It is just as important to find what you don't want to do as to discover what you do want to do.
For example, I don't want to work at an upscale barber shop that claims to be hipster where the employees consider themselves to be superior because of their extensive experience and casual attitude toward life.
I also didn't like the floor plan of the place or the fact that there were multiple televisions. TV's do not scream hipster.
I did get a good haircut, which I plan to maintain at a great clips or super cuts or some place like that.
Someone I barely knew at church told me I just HAD to go here because her husband owned it and I'm not really sure why else because I'm pretty sure I told her I wasn't looking for a job. So I went and tried to give the visit a reason by asking for a haircut, telling myself it wouldn't be as awkward as I imagined. No way. "I'm not looking for a job, and I don't really want to be in the hair cutting industry right now, nor do I want to own a shop, but your wife wanted me to meet you. I assume you will know how to converse with me?"

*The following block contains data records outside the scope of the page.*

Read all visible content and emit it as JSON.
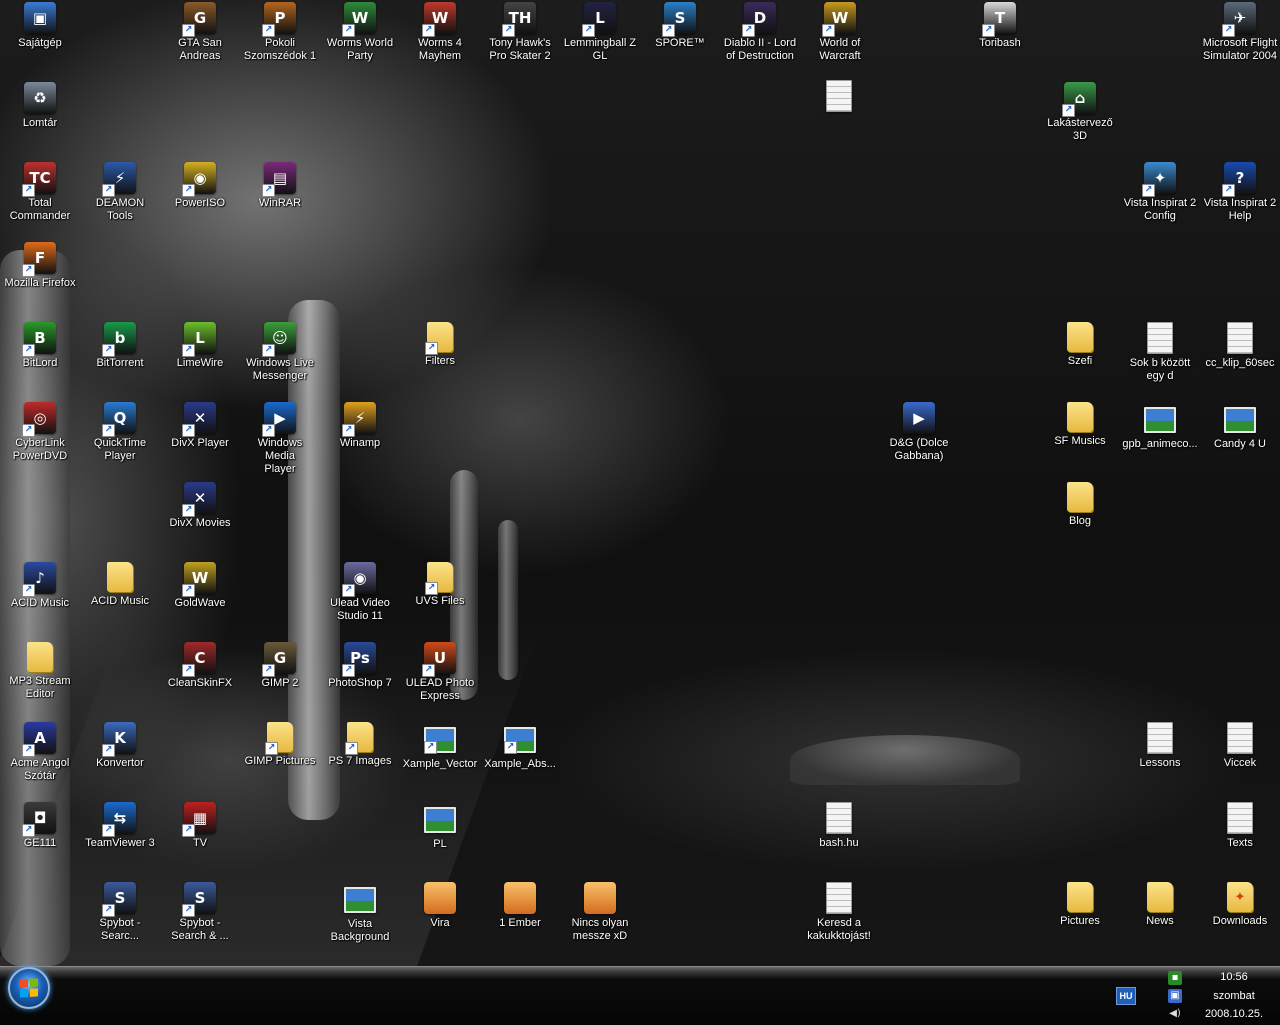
{
  "desktop": {
    "icons": [
      {
        "label": "Sajátgép",
        "icon": "computer-icon",
        "color": "#3a7bd5",
        "glyph": "▣",
        "kind": "app",
        "shortcut": false
      },
      {
        "label": "GTA San\nAndreas",
        "icon": "gta-icon",
        "color": "#8b5a2b",
        "glyph": "G",
        "kind": "app",
        "shortcut": true
      },
      {
        "label": "Pokoli\nSzomszédok 1",
        "icon": "neighbours-icon",
        "color": "#b5651d",
        "glyph": "P",
        "kind": "app",
        "shortcut": true
      },
      {
        "label": "Worms World\nParty",
        "icon": "worms-world-icon",
        "color": "#2e8b3a",
        "glyph": "W",
        "kind": "app",
        "shortcut": true
      },
      {
        "label": "Worms 4\nMayhem",
        "icon": "worms4-icon",
        "color": "#c0392b",
        "glyph": "W",
        "kind": "app",
        "shortcut": true
      },
      {
        "label": "Tony Hawk's\nPro Skater 2",
        "icon": "tony-hawk-icon",
        "color": "#444444",
        "glyph": "TH",
        "kind": "app",
        "shortcut": true
      },
      {
        "label": "Lemmingball Z\nGL",
        "icon": "lemmingball-icon",
        "color": "#222244",
        "glyph": "L",
        "kind": "app",
        "shortcut": true
      },
      {
        "label": "SPORE™",
        "icon": "spore-icon",
        "color": "#2a7fc9",
        "glyph": "S",
        "kind": "app",
        "shortcut": true
      },
      {
        "label": "Diablo II - Lord\nof Destruction",
        "icon": "diablo-icon",
        "color": "#3a2a5a",
        "glyph": "D",
        "kind": "app",
        "shortcut": true
      },
      {
        "label": "World of\nWarcraft",
        "icon": "wow-icon",
        "color": "#c79a1e",
        "glyph": "W",
        "kind": "app",
        "shortcut": true
      },
      {
        "label": "Toribash",
        "icon": "toribash-icon",
        "color": "#d9d9d9",
        "glyph": "T",
        "kind": "app",
        "shortcut": true
      },
      {
        "label": "Microsoft Flight\nSimulator 2004",
        "icon": "airplane-icon",
        "color": "#5a6a7a",
        "glyph": "✈",
        "kind": "app",
        "shortcut": true
      },
      {
        "label": "",
        "icon": "blank-document-icon",
        "color": "#f4f4f4",
        "glyph": "",
        "kind": "doc",
        "shortcut": false
      },
      {
        "label": "Lomtár",
        "icon": "recycle-bin-icon",
        "color": "#7a8a9a",
        "glyph": "♻",
        "kind": "app",
        "shortcut": false
      },
      {
        "label": "Lakástervező\n3D",
        "icon": "house-planner-icon",
        "color": "#3a9a4a",
        "glyph": "⌂",
        "kind": "app",
        "shortcut": true
      },
      {
        "label": "Total\nCommander",
        "icon": "total-commander-icon",
        "color": "#c03030",
        "glyph": "TC",
        "kind": "app",
        "shortcut": true
      },
      {
        "label": "DEAMON Tools",
        "icon": "daemon-tools-icon",
        "color": "#2a5aaa",
        "glyph": "⚡",
        "kind": "app",
        "shortcut": true
      },
      {
        "label": "PowerISO",
        "icon": "poweriso-icon",
        "color": "#d4b020",
        "glyph": "◉",
        "kind": "app",
        "shortcut": true
      },
      {
        "label": "WinRAR",
        "icon": "winrar-icon",
        "color": "#7a2a7a",
        "glyph": "▤",
        "kind": "app",
        "shortcut": true
      },
      {
        "label": "Vista Inspirat 2\nConfig",
        "icon": "vista-config-icon",
        "color": "#3a8ad0",
        "glyph": "✦",
        "kind": "app",
        "shortcut": true
      },
      {
        "label": "Vista Inspirat 2\nHelp",
        "icon": "help-icon",
        "color": "#1a4ab0",
        "glyph": "?",
        "kind": "app",
        "shortcut": true
      },
      {
        "label": "Mozilla Firefox",
        "icon": "firefox-icon",
        "color": "#e06a1a",
        "glyph": "F",
        "kind": "app",
        "shortcut": true
      },
      {
        "label": "BitLord",
        "icon": "bitlord-icon",
        "color": "#2a9a2a",
        "glyph": "B",
        "kind": "app",
        "shortcut": true
      },
      {
        "label": "BitTorrent",
        "icon": "bittorrent-icon",
        "color": "#1a9a4a",
        "glyph": "b",
        "kind": "app",
        "shortcut": true
      },
      {
        "label": "LimeWire",
        "icon": "limewire-icon",
        "color": "#6abf2a",
        "glyph": "L",
        "kind": "app",
        "shortcut": true
      },
      {
        "label": "Windows Live\nMessenger",
        "icon": "messenger-icon",
        "color": "#3aa03a",
        "glyph": "☺",
        "kind": "app",
        "shortcut": true
      },
      {
        "label": "Filters",
        "icon": "folder-icon",
        "color": "#e8b93f",
        "glyph": "",
        "kind": "folder",
        "shortcut": true
      },
      {
        "label": "Szefi",
        "icon": "folder-icon",
        "color": "#e8b93f",
        "glyph": "",
        "kind": "folder",
        "shortcut": false
      },
      {
        "label": "Sok b között\negy d",
        "icon": "text-document-icon",
        "color": "#f4f4f4",
        "glyph": "",
        "kind": "doc",
        "shortcut": false
      },
      {
        "label": "cc_klip_60sec",
        "icon": "media-document-icon",
        "color": "#f4f4f4",
        "glyph": "",
        "kind": "doc",
        "shortcut": false
      },
      {
        "label": "CyberLink\nPowerDVD",
        "icon": "powerdvd-icon",
        "color": "#c02a2a",
        "glyph": "◎",
        "kind": "app",
        "shortcut": true
      },
      {
        "label": "QuickTime\nPlayer",
        "icon": "quicktime-icon",
        "color": "#2a7ad0",
        "glyph": "Q",
        "kind": "app",
        "shortcut": true
      },
      {
        "label": "DivX Player",
        "icon": "divx-player-icon",
        "color": "#2a3a8a",
        "glyph": "✕",
        "kind": "app",
        "shortcut": true
      },
      {
        "label": "Windows Media\nPlayer",
        "icon": "media-player-icon",
        "color": "#1a6ad0",
        "glyph": "▶",
        "kind": "app",
        "shortcut": true
      },
      {
        "label": "Winamp",
        "icon": "winamp-icon",
        "color": "#e0a020",
        "glyph": "⚡",
        "kind": "app",
        "shortcut": true
      },
      {
        "label": "D&G (Dolce\nGabbana)",
        "icon": "video-file-icon",
        "color": "#3a6ad0",
        "glyph": "▶",
        "kind": "app",
        "shortcut": false
      },
      {
        "label": "SF Musics",
        "icon": "folder-icon",
        "color": "#e8b93f",
        "glyph": "",
        "kind": "folder",
        "shortcut": false
      },
      {
        "label": "gpb_animeco...",
        "icon": "image-file-icon",
        "color": "#3a7fd0",
        "glyph": "",
        "kind": "pic",
        "shortcut": false
      },
      {
        "label": "Candy 4 U",
        "icon": "image-file-icon",
        "color": "#3a7fd0",
        "glyph": "",
        "kind": "pic",
        "shortcut": false
      },
      {
        "label": "DivX Movies",
        "icon": "divx-movies-icon",
        "color": "#2a3a8a",
        "glyph": "✕",
        "kind": "app",
        "shortcut": true
      },
      {
        "label": "Blog",
        "icon": "folder-icon",
        "color": "#e8b93f",
        "glyph": "",
        "kind": "folder",
        "shortcut": false
      },
      {
        "label": "ACID Music",
        "icon": "acid-music-icon",
        "color": "#2a4aa0",
        "glyph": "♪",
        "kind": "app",
        "shortcut": true
      },
      {
        "label": "ACID Music",
        "icon": "folder-icon",
        "color": "#e8b93f",
        "glyph": "",
        "kind": "folder",
        "shortcut": false
      },
      {
        "label": "GoldWave",
        "icon": "goldwave-icon",
        "color": "#c0a020",
        "glyph": "W",
        "kind": "app",
        "shortcut": true
      },
      {
        "label": "Ulead Video\nStudio 11",
        "icon": "ulead-video-icon",
        "color": "#6a6aa0",
        "glyph": "◉",
        "kind": "app",
        "shortcut": true
      },
      {
        "label": "UVS Files",
        "icon": "folder-icon",
        "color": "#e8b93f",
        "glyph": "",
        "kind": "folder",
        "shortcut": true
      },
      {
        "label": "MP3 Stream\nEditor",
        "icon": "folder-icon",
        "color": "#e8b93f",
        "glyph": "",
        "kind": "folder",
        "shortcut": false
      },
      {
        "label": "CleanSkinFX",
        "icon": "cleanskin-icon",
        "color": "#a02a2a",
        "glyph": "C",
        "kind": "app",
        "shortcut": true
      },
      {
        "label": "GIMP 2",
        "icon": "gimp-icon",
        "color": "#6a5a3a",
        "glyph": "G",
        "kind": "app",
        "shortcut": true
      },
      {
        "label": "PhotoShop 7",
        "icon": "photoshop-icon",
        "color": "#2a4a9a",
        "glyph": "Ps",
        "kind": "app",
        "shortcut": true
      },
      {
        "label": "ULEAD Photo\nExpress",
        "icon": "ulead-photo-icon",
        "color": "#d04a1a",
        "glyph": "U",
        "kind": "app",
        "shortcut": true
      },
      {
        "label": "Acme Angol\nSzótár",
        "icon": "dictionary-icon",
        "color": "#2a3aa0",
        "glyph": "A",
        "kind": "app",
        "shortcut": true
      },
      {
        "label": "Konvertor",
        "icon": "konvertor-icon",
        "color": "#3a6ac0",
        "glyph": "K",
        "kind": "app",
        "shortcut": true
      },
      {
        "label": "GIMP Pictures",
        "icon": "folder-icon",
        "color": "#e8b93f",
        "glyph": "",
        "kind": "folder",
        "shortcut": true
      },
      {
        "label": "PS 7 Images",
        "icon": "folder-icon",
        "color": "#e8b93f",
        "glyph": "",
        "kind": "folder",
        "shortcut": true
      },
      {
        "label": "Xample_Vector",
        "icon": "image-file-icon",
        "color": "#3a7fd0",
        "glyph": "",
        "kind": "pic",
        "shortcut": true
      },
      {
        "label": "Xample_Abs...",
        "icon": "image-file-icon",
        "color": "#3a7fd0",
        "glyph": "",
        "kind": "pic",
        "shortcut": true
      },
      {
        "label": "Lessons",
        "icon": "text-document-icon",
        "color": "#f4f4f4",
        "glyph": "",
        "kind": "doc",
        "shortcut": false
      },
      {
        "label": "Viccek",
        "icon": "text-document-icon",
        "color": "#f4f4f4",
        "glyph": "",
        "kind": "doc",
        "shortcut": false
      },
      {
        "label": "GE111",
        "icon": "camera-icon",
        "color": "#3a3a3a",
        "glyph": "◘",
        "kind": "app",
        "shortcut": true
      },
      {
        "label": "TeamViewer 3",
        "icon": "teamviewer-icon",
        "color": "#1a6ad0",
        "glyph": "⇆",
        "kind": "app",
        "shortcut": true
      },
      {
        "label": "TV",
        "icon": "tv-icon",
        "color": "#c02020",
        "glyph": "▦",
        "kind": "app",
        "shortcut": true
      },
      {
        "label": "PL",
        "icon": "image-file-icon",
        "color": "#3a7fd0",
        "glyph": "",
        "kind": "pic",
        "shortcut": false
      },
      {
        "label": "bash.hu",
        "icon": "text-document-icon",
        "color": "#f4f4f4",
        "glyph": "",
        "kind": "doc",
        "shortcut": false
      },
      {
        "label": "Texts",
        "icon": "text-document-icon",
        "color": "#f4f4f4",
        "glyph": "",
        "kind": "doc",
        "shortcut": false
      },
      {
        "label": "Spybot -\nSearc...",
        "icon": "spybot-icon",
        "color": "#3a5a9a",
        "glyph": "S",
        "kind": "app",
        "shortcut": true
      },
      {
        "label": "Spybot -\nSearch & ...",
        "icon": "spybot-icon",
        "color": "#3a5a9a",
        "glyph": "S",
        "kind": "app",
        "shortcut": true
      },
      {
        "label": "Vista\nBackground",
        "icon": "image-file-icon",
        "color": "#3a7fd0",
        "glyph": "",
        "kind": "pic",
        "shortcut": false
      },
      {
        "label": "Vira",
        "icon": "image-file-icon",
        "color": "#d06a2a",
        "glyph": "",
        "kind": "orange",
        "shortcut": false
      },
      {
        "label": "1 Ember",
        "icon": "image-file-icon",
        "color": "#d06a2a",
        "glyph": "",
        "kind": "orange",
        "shortcut": false
      },
      {
        "label": "Nincs olyan\nmessze xD",
        "icon": "image-file-icon",
        "color": "#d06a2a",
        "glyph": "",
        "kind": "orange",
        "shortcut": false
      },
      {
        "label": "Keresd a\nkakukktojást!",
        "icon": "text-document-icon",
        "color": "#f4f4f4",
        "glyph": "",
        "kind": "doc",
        "shortcut": false
      },
      {
        "label": "Pictures",
        "icon": "folder-icon",
        "color": "#e8b93f",
        "glyph": "",
        "kind": "folder",
        "shortcut": false
      },
      {
        "label": "News",
        "icon": "folder-icon",
        "color": "#e8b93f",
        "glyph": "",
        "kind": "folder",
        "shortcut": false
      },
      {
        "label": "Downloads",
        "icon": "downloads-folder-icon",
        "color": "#e8b93f",
        "glyph": "✦",
        "kind": "folder",
        "shortcut": false
      }
    ]
  },
  "taskbar": {
    "language": "HU",
    "time": "10:56",
    "day": "szombat",
    "date": "2008.10.25."
  }
}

Turns out he didn't. But he tried.
I left feeling that he did not approve of my "plans" for my life (my plans unless God intervenes, that is) and that he may have been practicing his life-coaching skills on me. He is a "certified" life coach. Uh-huh. He asked me lots of things about where I see myself and stuff and then assured me that things take lots of time and work and that he understands.
Thank you, sir. I can see that you, as a certified life coach, do not see that I KNOW things take lots of time, practice, and effort. You're blind to how skilled I am as a cosmetologist (okay, I told him I felt insecure about my haircutting skills) and how hard I am currently working to become better, and you wrongfully disapprove of the steps I plan to take to improve further.
"Bye Danielle, it was fun!"
I let out a friendly-sounding laugh on my way out the door. At least I thought it sounded friendly.